If $$x = 1$$ is a critical point of the function $$f(x) = (3x^2 + ax - 2 - a)e^x$$, then:

We are given the function $$f(x)=\bigl(3x^{2}+ax-2-a\bigr)\,e^{x}$$ and we are told that $$x=1$$ is a critical point.

For a point to be critical we must have $$f'(1)=0$$. We therefore begin by differentiating $$f$$.

First recall the product rule: if $$u(x)$$ and $$v(x)$$ are functions of $$x$$, then $$(u\,v)'=u'\,v+u\,v'$$.

Let us set $$u(x)=3x^{2}+ax-2-a$$ and $$v(x)=e^{x}$$. Their derivatives are $$u'(x)=6x+a$$ and $$v'(x)=e^{x}$$. Applying the product rule we get

$$\begin{aligned} f'(x) &= u'(x)\,v(x)+u(x)\,v'(x) \\ &= \bigl(6x+a\bigr)e^{x}+\bigl(3x^{2}+ax-2-a\bigr)e^{x}. \end{aligned}$$

Both terms contain the common factor $$e^{x}$$, so we factor it out:

$$f'(x)=\bigl[\,6x+a+3x^{2}+ax-2-a\,\bigr]\,e^{x}.$$

Simplifying the bracket, we collect like terms:

$$6x+a+3x^{2}+ax-2-a = 3x^{2}+(6x+ax)+\bigl(a-a\bigr)-2 = 3x^{2}+x(6+a)-2.$$

Thus

$$f'(x)=\bigl(3x^{2}+(6+a)x-2\bigr)\,e^{x}.$$

Because $$e^{x}>0$$ for all real $$x$$, the equation $$f'(1)=0$$ is equivalent to setting the polynomial factor to zero at $$x=1$$:

$$3(1)^{2}+(6+a)(1)-2=0.$$

This simplifies to

$$3+6+a-2=0 \quad\Longrightarrow\quad 7+a=0 \quad\Longrightarrow\quad a=-7.$$

So the parameter is fixed as $$a=-7$$. Substituting this value back into $$f(x)$$, we get

$$f(x)=\bigl(3x^{2}-7x-2-(-7)\bigr)e^{x}=\bigl(3x^{2}-7x+5\bigr)e^{x}.$$

To find all critical points we again consider $$f'(x)$$, now with $$a=-7$$. The derivative remains

$$f'(x)=\bigl(3x^{2}-x-2\bigr)\,e^{x}.$$

Setting the bracket to zero, we solve the quadratic

$$3x^{2}-x-2=0.$$

The discriminant is $$\Delta=(-1)^{2}-4(3)(-2)=1+24=25,$$ so

$$x=\frac{1\pm\sqrt{25}}{2\cdot3}=\frac{1\pm5}{6}.$$

This yields the two critical points

$$x_{1}=1, \qquad x_{2}=-\dfrac{2}{3}.$$

Next we determine the nature (maxima or minima) of each point using the second-derivative test.

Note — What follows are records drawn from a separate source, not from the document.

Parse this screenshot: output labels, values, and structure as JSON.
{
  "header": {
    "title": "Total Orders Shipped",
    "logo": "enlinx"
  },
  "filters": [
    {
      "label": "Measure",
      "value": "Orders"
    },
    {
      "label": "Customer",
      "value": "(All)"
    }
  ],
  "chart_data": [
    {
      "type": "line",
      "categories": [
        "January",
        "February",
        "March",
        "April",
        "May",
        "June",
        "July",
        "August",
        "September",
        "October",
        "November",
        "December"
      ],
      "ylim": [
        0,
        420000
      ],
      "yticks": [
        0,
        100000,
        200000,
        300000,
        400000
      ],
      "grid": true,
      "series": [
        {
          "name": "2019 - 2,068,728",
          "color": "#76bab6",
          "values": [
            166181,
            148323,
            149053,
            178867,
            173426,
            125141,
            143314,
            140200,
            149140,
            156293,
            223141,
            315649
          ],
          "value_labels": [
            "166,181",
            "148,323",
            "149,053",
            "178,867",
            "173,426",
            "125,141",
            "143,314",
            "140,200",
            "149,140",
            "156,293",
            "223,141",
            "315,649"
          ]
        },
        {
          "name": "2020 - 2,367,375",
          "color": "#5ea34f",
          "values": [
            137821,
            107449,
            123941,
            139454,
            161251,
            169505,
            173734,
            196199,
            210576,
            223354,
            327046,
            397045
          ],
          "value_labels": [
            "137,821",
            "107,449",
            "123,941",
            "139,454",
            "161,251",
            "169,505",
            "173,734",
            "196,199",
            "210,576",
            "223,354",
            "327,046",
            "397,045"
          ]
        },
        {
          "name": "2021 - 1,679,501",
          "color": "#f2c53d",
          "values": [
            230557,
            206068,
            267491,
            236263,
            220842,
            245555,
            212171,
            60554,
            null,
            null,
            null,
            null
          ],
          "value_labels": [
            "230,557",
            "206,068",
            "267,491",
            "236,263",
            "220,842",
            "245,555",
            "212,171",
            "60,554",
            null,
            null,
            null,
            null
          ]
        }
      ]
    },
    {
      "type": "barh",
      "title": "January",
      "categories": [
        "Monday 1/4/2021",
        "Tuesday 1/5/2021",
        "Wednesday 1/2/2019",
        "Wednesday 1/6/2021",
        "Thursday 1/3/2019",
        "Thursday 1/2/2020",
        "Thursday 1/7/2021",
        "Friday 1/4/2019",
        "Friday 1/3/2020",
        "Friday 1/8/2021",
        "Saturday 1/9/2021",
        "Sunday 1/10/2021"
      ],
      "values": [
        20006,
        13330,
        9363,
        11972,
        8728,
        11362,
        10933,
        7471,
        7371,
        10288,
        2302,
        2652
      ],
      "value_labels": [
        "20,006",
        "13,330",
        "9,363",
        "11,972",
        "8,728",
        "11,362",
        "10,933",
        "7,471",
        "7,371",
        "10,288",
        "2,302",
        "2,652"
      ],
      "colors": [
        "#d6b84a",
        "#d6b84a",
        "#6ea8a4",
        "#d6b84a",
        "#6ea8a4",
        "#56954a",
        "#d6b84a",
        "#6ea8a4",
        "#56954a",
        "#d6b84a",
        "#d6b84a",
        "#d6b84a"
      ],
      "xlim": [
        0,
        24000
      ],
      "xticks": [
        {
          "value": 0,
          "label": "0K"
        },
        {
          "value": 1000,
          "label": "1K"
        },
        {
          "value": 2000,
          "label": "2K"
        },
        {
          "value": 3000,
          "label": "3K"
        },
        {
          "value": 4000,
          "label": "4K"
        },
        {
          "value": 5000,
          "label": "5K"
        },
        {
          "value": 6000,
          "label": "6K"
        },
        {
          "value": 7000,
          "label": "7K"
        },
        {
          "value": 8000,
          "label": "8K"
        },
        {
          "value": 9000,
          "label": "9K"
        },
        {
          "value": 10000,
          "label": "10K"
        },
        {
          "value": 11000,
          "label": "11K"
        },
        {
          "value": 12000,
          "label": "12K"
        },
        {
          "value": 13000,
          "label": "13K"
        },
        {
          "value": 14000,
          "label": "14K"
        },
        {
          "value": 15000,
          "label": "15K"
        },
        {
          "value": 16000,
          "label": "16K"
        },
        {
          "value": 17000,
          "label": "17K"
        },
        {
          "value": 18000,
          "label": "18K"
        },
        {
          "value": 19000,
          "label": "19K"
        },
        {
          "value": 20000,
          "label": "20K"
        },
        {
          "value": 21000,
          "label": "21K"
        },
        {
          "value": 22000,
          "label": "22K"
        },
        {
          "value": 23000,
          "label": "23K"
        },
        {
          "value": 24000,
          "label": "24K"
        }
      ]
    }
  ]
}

We have already written $$f'(x)=h(x)\,e^{x}$$ with $$h(x)=3x^{2}-x-2.$$ Differentiating once more, we remember that $$(h\,e^{x})'=(h'+h)\,e^{x}.$$ Therefore

$$f''(x)=\bigl(h'(x)+h(x)\bigr)\,e^{x}.$$

Compute $$h'(x)=6x-1,$$ so

$$h'(x)+h(x)=(6x-1)+(3x^{2}-x-2)=3x^{2}+5x-3.$$

Because $$e^{x}>0,$$ the sign of $$f''(x)$$ is exactly the sign of the quadratic $$3x^{2}+5x-3.$$

Evaluate it at each critical point:

For $$x=1$$:

$$3(1)^{2}+5(1)-3 = 3+5-3 = 5 > 0,$$

so $$f''(1)>0,$$ indicating a local minimum at $$x=1.$$

For $$x=-\dfrac{2}{3}$$:

$$3\left(\!-\dfrac{2}{3}\!\right)^{2}+5\left(\!-\dfrac{2}{3}\!\right)-3 =3\left(\dfrac{4}{9}\right)-\dfrac{10}{3}-3 =\dfrac{4}{3}-\dfrac{10}{3}-3 =-\dfrac{6}{3}-3 =-2-3=-5<0,$$

so $$f''\!\left(-\dfrac{2}{3}\right)<0,$$ indicating a local maximum at $$x=-\dfrac{2}{3}.$$

Therefore, $$x=1$$ is a point of local minima, while $$x=-\dfrac{2}{3}$$ is a point of local maxima.

Comparing with the options, this corresponds exactly to Option D.

Hence, the correct answer is Option D.